Rhodopsin Oligomerization in Synthetic Lipid Bilayers and Native Cellular Membranes as Studied by DEER of a Spin-labeled Retinal Analog

Abstract

Oligomerization of integral membrane proteins is often the final step of protein folding. This final step is likely to be affected by a number of factors including biophysical interactions with lipids and other proteins and so is the oligomers’ stability and their further organization into clusters/superlattices. Thus, the protein oligomers observed in different membrane mimetics including synthetic liposomes could be different from those formed in native membranes. Here we employed DEER spectroscopy to measure a distribution of long range (ca., 2-7 nm) constraints between specific protein sidechains labeled with paramagnetic tags. Spin-labeled derivative of retinal (4-[2,2,5,5-tetramethyl-1- pyrrolidinyloxy-3-carboxyl]-retinal) was synthesized and added to apo-rhodospsin for a tight non-covalent binding similar to the native retinal. Such an approach eliminated the need for covalent modification of proteins with conventional nitroxides. Further, the retinal binding is a useful probe for oligomerization of functional rhodopsins as the protein is known to lose the retinal upon denaturing.

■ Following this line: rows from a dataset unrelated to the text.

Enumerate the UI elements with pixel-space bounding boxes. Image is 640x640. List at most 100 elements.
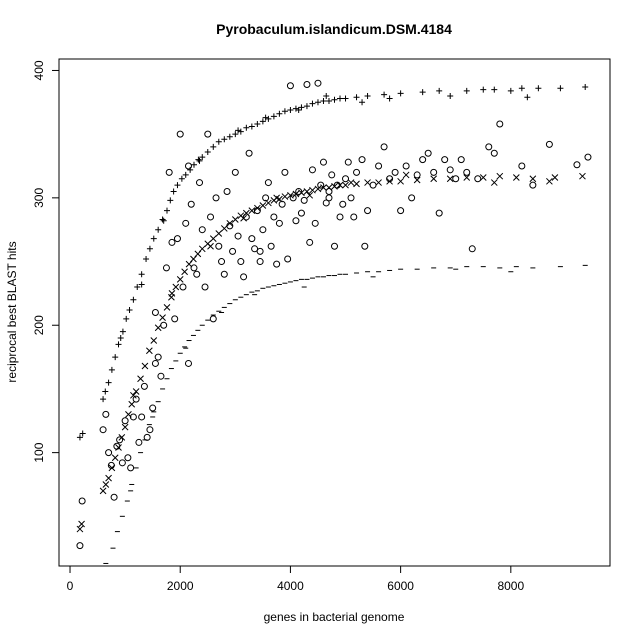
data-point-x <box>529 175 537 183</box>
data-point-circle <box>184 359 192 367</box>
data-point-plus <box>163 207 170 214</box>
data-point-circle <box>573 161 581 169</box>
data-point-x <box>209 235 217 242</box>
data-point-circle <box>333 181 341 189</box>
data-point-circle <box>196 179 204 187</box>
data-point-plus <box>143 255 150 262</box>
data-point-circle <box>110 493 118 501</box>
data-point-circle <box>336 213 344 221</box>
data-point-circle <box>135 438 143 446</box>
data-point-circle <box>435 209 443 217</box>
data-point-circle <box>331 242 338 250</box>
data-point-x <box>159 314 166 321</box>
data-point-plus <box>320 98 327 105</box>
data-point-plus <box>235 127 242 134</box>
x-tick-label: 6000 <box>387 579 414 593</box>
data-point-plus <box>292 105 299 112</box>
data-point-plus <box>298 104 305 111</box>
data-point-circle <box>193 270 201 278</box>
data-point-x <box>181 268 188 276</box>
data-point-plus <box>196 157 203 164</box>
data-point-circle <box>116 436 124 444</box>
x-tick-label: 0 <box>67 579 74 593</box>
data-point-circle <box>157 372 165 380</box>
data-point-circle <box>317 181 325 189</box>
chart-title: Pyrobaculum.islandicum.DSM.4184 <box>216 21 452 37</box>
data-point-plus <box>270 113 277 120</box>
data-point-x <box>176 276 184 283</box>
data-point-plus <box>117 334 124 341</box>
data-point-plus <box>262 114 269 121</box>
data-point-plus <box>535 85 542 92</box>
data-point-x <box>102 481 110 488</box>
data-point-plus <box>195 156 202 163</box>
data-point-x <box>128 400 136 408</box>
data-point-x <box>342 181 349 189</box>
data-point-circle <box>201 283 209 291</box>
data-point-x <box>287 191 294 199</box>
data-point-circle <box>419 156 427 164</box>
data-point-plus <box>182 171 189 178</box>
data-point-plus <box>342 95 349 102</box>
data-point-plus <box>115 341 122 348</box>
data-point-circle <box>485 143 493 151</box>
data-point-plus <box>353 94 360 101</box>
data-point-circle <box>273 260 281 268</box>
data-point-plus <box>397 90 404 97</box>
data-point-circle <box>375 162 383 170</box>
data-point-circle <box>529 181 537 189</box>
data-point-x <box>154 324 162 332</box>
data-point-plus <box>199 154 206 161</box>
y-tick-label: 300 <box>32 188 46 208</box>
data-point-circle <box>446 166 454 174</box>
data-point-plus <box>215 138 222 145</box>
data-point-x <box>172 283 180 291</box>
data-point-plus <box>447 92 454 99</box>
data-point-circle <box>187 200 195 208</box>
data-point-circle <box>292 217 300 225</box>
data-point-circle <box>474 175 482 183</box>
data-point-x <box>76 525 84 533</box>
data-point-x <box>215 230 223 237</box>
data-point-circle <box>256 247 264 255</box>
data-point-circle <box>146 426 154 434</box>
data-point-circle <box>253 207 261 215</box>
data-points <box>76 79 592 564</box>
data-point-plus <box>364 92 371 99</box>
data-point-x <box>259 202 267 209</box>
data-point-plus <box>237 128 244 135</box>
data-point-circle <box>245 149 253 157</box>
data-point-circle <box>76 542 84 550</box>
data-point-circle <box>391 168 399 176</box>
data-point-x <box>413 176 421 184</box>
data-point-circle <box>402 162 410 170</box>
data-point-circle <box>198 226 206 234</box>
data-point-plus <box>259 118 266 125</box>
data-point-circle <box>234 232 242 240</box>
data-point-circle <box>284 255 292 263</box>
x-tick-label: 2000 <box>167 579 194 593</box>
data-point-circle <box>179 283 187 291</box>
data-point-circle <box>278 200 286 208</box>
data-point-x <box>303 188 311 195</box>
data-point-plus <box>123 315 130 322</box>
data-point-circle <box>342 175 350 183</box>
data-point-x <box>220 225 228 232</box>
data-point-plus <box>381 91 388 98</box>
data-point-x <box>130 391 137 399</box>
data-point-plus <box>167 197 174 204</box>
data-point-circle <box>347 194 355 202</box>
data-point-circle <box>132 395 140 403</box>
data-point-x <box>198 245 206 253</box>
data-point-x <box>463 174 471 181</box>
data-point-circle <box>344 158 352 166</box>
data-point-circle <box>182 219 190 227</box>
data-point-circle <box>311 219 319 227</box>
data-point-circle <box>545 140 553 148</box>
data-point-x <box>314 185 322 193</box>
data-point-plus <box>557 85 564 92</box>
data-point-x <box>150 337 158 344</box>
data-point-circle <box>78 497 86 505</box>
data-point-circle <box>207 213 215 221</box>
data-point-x <box>292 190 300 198</box>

Thus, non-functional rhodopsins would be EPR-silent. Experimental DEER signals from such spin-labeled rhodopsin revealed significant differences in protein oligomerization in synthetic vs. native membranes. Specifically, while oligomers with well-defined distances were found to form in DMPC-DMPA, some shorter distances were determined to be present in the native cellular membranes. The latter distances were attributed to smaller oligomers (dimers, trimers, etc.) that could be intermediates to larger oligomers or incomplete oligomers which further oligomerization was terminated by the membrane defects and/or other protein components. The work at NCSU was supported by U.S. DOE Contract DE-FG02-02ER15354.